Shenny Fierdha Chumaira
07 Juni 2018•Update: 08 Juni 2018
Shenny Fierdha
JAKARTA
Kepolisian menerjunkan personelnya untuk bertindak sebagai "wasit" yang akan ditempatkan di perbatasan provinsi Pulau Jawa untuk mengatur contraflow jika terjadi kemacetan.
Kepala Bagian Penerangan Satuan Divisi Hubungan Masyarakat Mabes Polri Komisaris Besar Yusri Yunus menjelaskan bahwa perbatasan yang dimaksud antara lain perbatasan antara DKI Jakarta dengan Jawa Barat, Jawa Barat dengan Jawa Tengah, Jawa Tengah dengan Yogyakarta, dan Jawa Tengah dengan Jawa Timur.
"Wasitnya dari Mabes Polri [Markas Besar Kepolisian Negara Republik Indonesia]. Wasit yang menentukan kapan harus bertindak kalau terjadi kemacetan, misal kapan harus membuka jalan tol sepenuhnya, kapan harus membuka setengahnya saja. Nanti akan berkoordinasi dengan stakeholder terkait," ungkap Yusri di Jakarta, Kamis.
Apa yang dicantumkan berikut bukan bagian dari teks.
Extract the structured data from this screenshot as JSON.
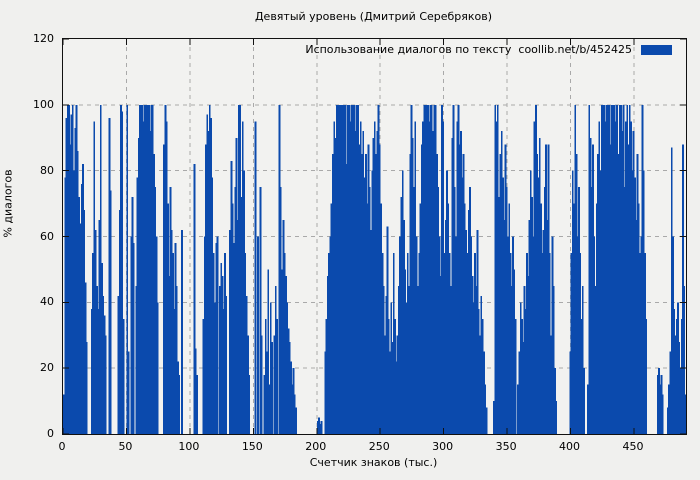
{
  "title": "Девятый уровень (Дмитрий Серебряков)",
  "legend": {
    "label": "Использование диалогов по тексту  coollib.net/b/452425"
  },
  "colors": {
    "bar": "#0b4aad",
    "grid": "#a9a9a9",
    "axis": "#111111",
    "background": "#f0f0ee"
  },
  "chart_data": {
    "type": "bar",
    "title": "Девятый уровень (Дмитрий Серебряков)",
    "xlabel": "Счетчик знаков (тыс.)",
    "ylabel": "% диалогов",
    "legend": "Использование диалогов по тексту  coollib.net/b/452425",
    "legend_position": "top-right",
    "grid": true,
    "grid_style": "dashed",
    "xlim": [
      0,
      491
    ],
    "ylim": [
      0,
      120
    ],
    "xticks": [
      0,
      50,
      100,
      150,
      200,
      250,
      300,
      350,
      400,
      450
    ],
    "yticks": [
      0,
      20,
      40,
      60,
      80,
      100,
      120
    ],
    "x_unit": "thousands of characters",
    "y_unit": "percent of dialogues",
    "series": [
      {
        "name": "Использование диалогов по тексту  coollib.net/b/452425",
        "x_start": 0,
        "x_step": 1,
        "values": [
          12,
          78,
          96,
          100,
          100,
          88,
          97,
          100,
          80,
          93,
          100,
          86,
          72,
          64,
          76,
          82,
          68,
          46,
          28,
          0,
          0,
          0,
          38,
          55,
          95,
          62,
          45,
          38,
          65,
          100,
          52,
          42,
          36,
          30,
          0,
          0,
          96,
          74,
          0,
          0,
          0,
          0,
          0,
          42,
          68,
          100,
          98,
          35,
          0,
          0,
          100,
          25,
          0,
          60,
          72,
          58,
          0,
          45,
          78,
          90,
          100,
          100,
          100,
          95,
          100,
          100,
          100,
          100,
          92,
          100,
          100,
          85,
          75,
          60,
          40,
          0,
          0,
          0,
          0,
          88,
          100,
          95,
          70,
          48,
          75,
          62,
          55,
          38,
          58,
          45,
          22,
          18,
          0,
          62,
          0,
          0,
          0,
          0,
          0,
          0,
          0,
          0,
          0,
          82,
          26,
          18,
          0,
          0,
          0,
          0,
          35,
          60,
          88,
          97,
          92,
          100,
          96,
          78,
          55,
          40,
          58,
          60,
          0,
          45,
          52,
          48,
          38,
          55,
          42,
          0,
          0,
          62,
          83,
          70,
          58,
          75,
          90,
          65,
          100,
          100,
          72,
          95,
          80,
          55,
          42,
          30,
          18,
          0,
          0,
          0,
          0,
          95,
          0,
          60,
          0,
          75,
          30,
          0,
          18,
          35,
          25,
          50,
          15,
          40,
          28,
          0,
          30,
          45,
          35,
          0,
          100,
          75,
          50,
          65,
          55,
          48,
          40,
          32,
          28,
          22,
          15,
          20,
          12,
          8,
          0,
          0,
          0,
          0,
          0,
          0,
          0,
          0,
          0,
          0,
          0,
          0,
          0,
          0,
          0,
          0,
          4,
          5,
          3,
          4,
          0,
          0,
          25,
          35,
          48,
          55,
          60,
          70,
          85,
          95,
          90,
          100,
          100,
          100,
          100,
          100,
          100,
          100,
          100,
          82,
          100,
          100,
          95,
          100,
          100,
          100,
          92,
          100,
          100,
          88,
          95,
          85,
          92,
          78,
          85,
          70,
          88,
          75,
          62,
          80,
          90,
          95,
          85,
          92,
          100,
          88,
          70,
          55,
          45,
          30,
          42,
          63,
          35,
          25,
          40,
          28,
          55,
          35,
          22,
          30,
          45,
          60,
          72,
          80,
          65,
          50,
          40,
          55,
          45,
          85,
          100,
          90,
          75,
          95,
          60,
          45,
          55,
          70,
          88,
          95,
          100,
          100,
          100,
          100,
          95,
          100,
          100,
          92,
          100,
          100,
          85,
          75,
          60,
          48,
          100,
          95,
          55,
          65,
          80,
          70,
          55,
          45,
          90,
          100,
          75,
          60,
          95,
          100,
          88,
          92,
          78,
          85,
          70,
          62,
          55,
          68,
          75,
          60,
          48,
          40,
          55,
          45,
          62,
          38,
          30,
          42,
          35,
          25,
          15,
          8,
          0,
          0,
          0,
          0,
          0,
          10,
          100,
          95,
          100,
          72,
          85,
          92,
          78,
          65,
          88,
          75,
          60,
          70,
          55,
          45,
          60,
          50,
          35,
          0,
          15,
          25,
          40,
          35,
          28,
          45,
          38,
          55,
          48,
          65,
          80,
          72,
          60,
          95,
          100,
          85,
          78,
          90,
          70,
          55,
          62,
          75,
          88,
          65,
          88,
          55,
          30,
          60,
          45,
          20,
          10,
          0,
          0,
          0,
          0,
          0,
          0,
          0,
          0,
          0,
          0,
          25,
          55,
          80,
          70,
          100,
          85,
          60,
          75,
          55,
          35,
          45,
          20,
          0,
          0,
          15,
          100,
          90,
          75,
          88,
          60,
          45,
          70,
          85,
          95,
          80,
          100,
          100,
          100,
          95,
          100,
          100,
          100,
          88,
          100,
          100,
          100,
          95,
          100,
          85,
          100,
          100,
          92,
          100,
          75,
          95,
          100,
          88,
          100,
          95,
          80,
          92,
          78,
          65,
          85,
          70,
          55,
          60,
          100,
          80,
          55,
          35,
          0,
          0,
          0,
          0,
          0,
          0,
          0,
          0,
          18,
          20,
          15,
          18,
          12,
          0,
          0,
          0,
          8,
          15,
          25,
          87,
          60,
          38,
          30,
          35,
          40,
          28,
          20,
          35,
          88,
          45,
          12
        ]
      }
    ]
  }
}
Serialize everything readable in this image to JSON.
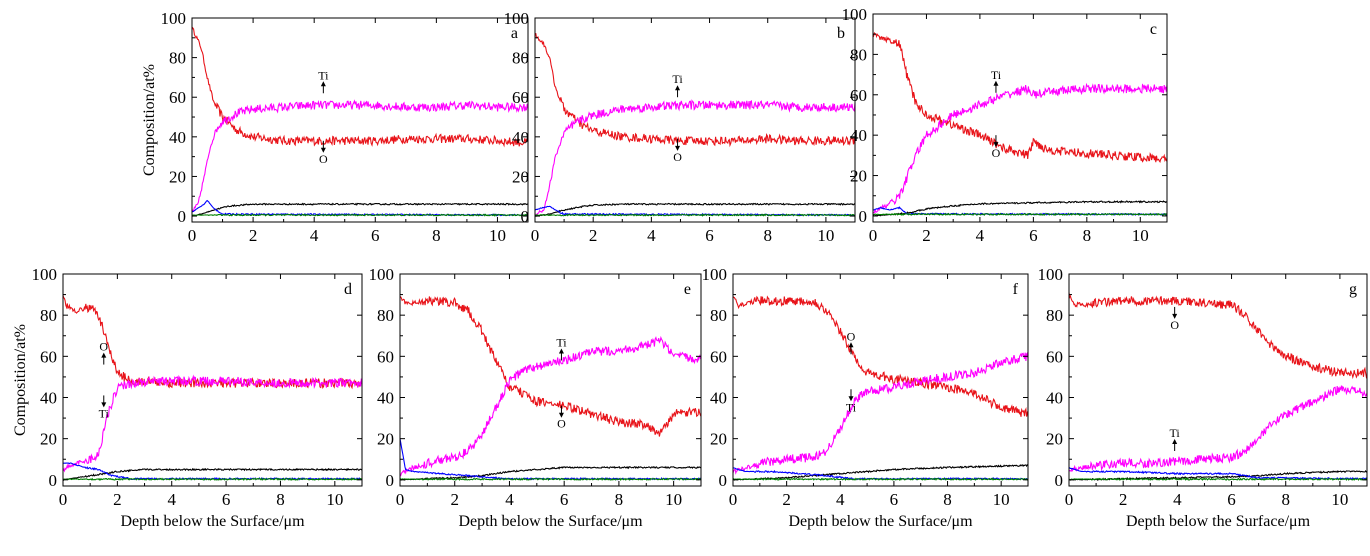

Meski tidak menyebutkan rincinya berapa personel dari Mabes Polri yang menjadi wasit, namun dia mengatakan bahwa ada lebih dari 4.000 personel Mabes Polri yang dikerahkan ke pintu tol dan rest area serta titik rawan kemacetan dan kecelakaan lainnya.
Titik-titik yang dianggap rawan kemacetan, kecelakan, dan longsor antara lain di Jawa Barat seperti Nagreg, Tasikmalaya, Ciamis, Puncak, Cisarua, Lembang, serta tol Cipali dan jalur Pantura.
Sekitar kawasan rest area yang berada di tol maupun di jalan raya pun tergolong sebagai titik rawan mengingat banyaknya pemudik yang akan memadati rest area untuk beristirahat sehingga rawan menimbulkan macet.
"Makanya jalan masuk ke rest area kita buat tiga lapis karena kalau tidak bisa-bisa nanti macet. Ada pagar betis juga untuk jam rawan yaitu saat buka puasa," terang Yusri.
Untuk membantu pemudik mengisi bahan bakar jika tidak bisa mencapai SPBU, dia mengatakan bahwa kepolisian sudah berkoordinasi dengan Pertamina untuk menjual bahan bakar ukuran lima sampai sepuluh liter dalam kemasan kaleng dengan sepeda motor yang bisa dibeli oleh pemudik ketika berada di jalan.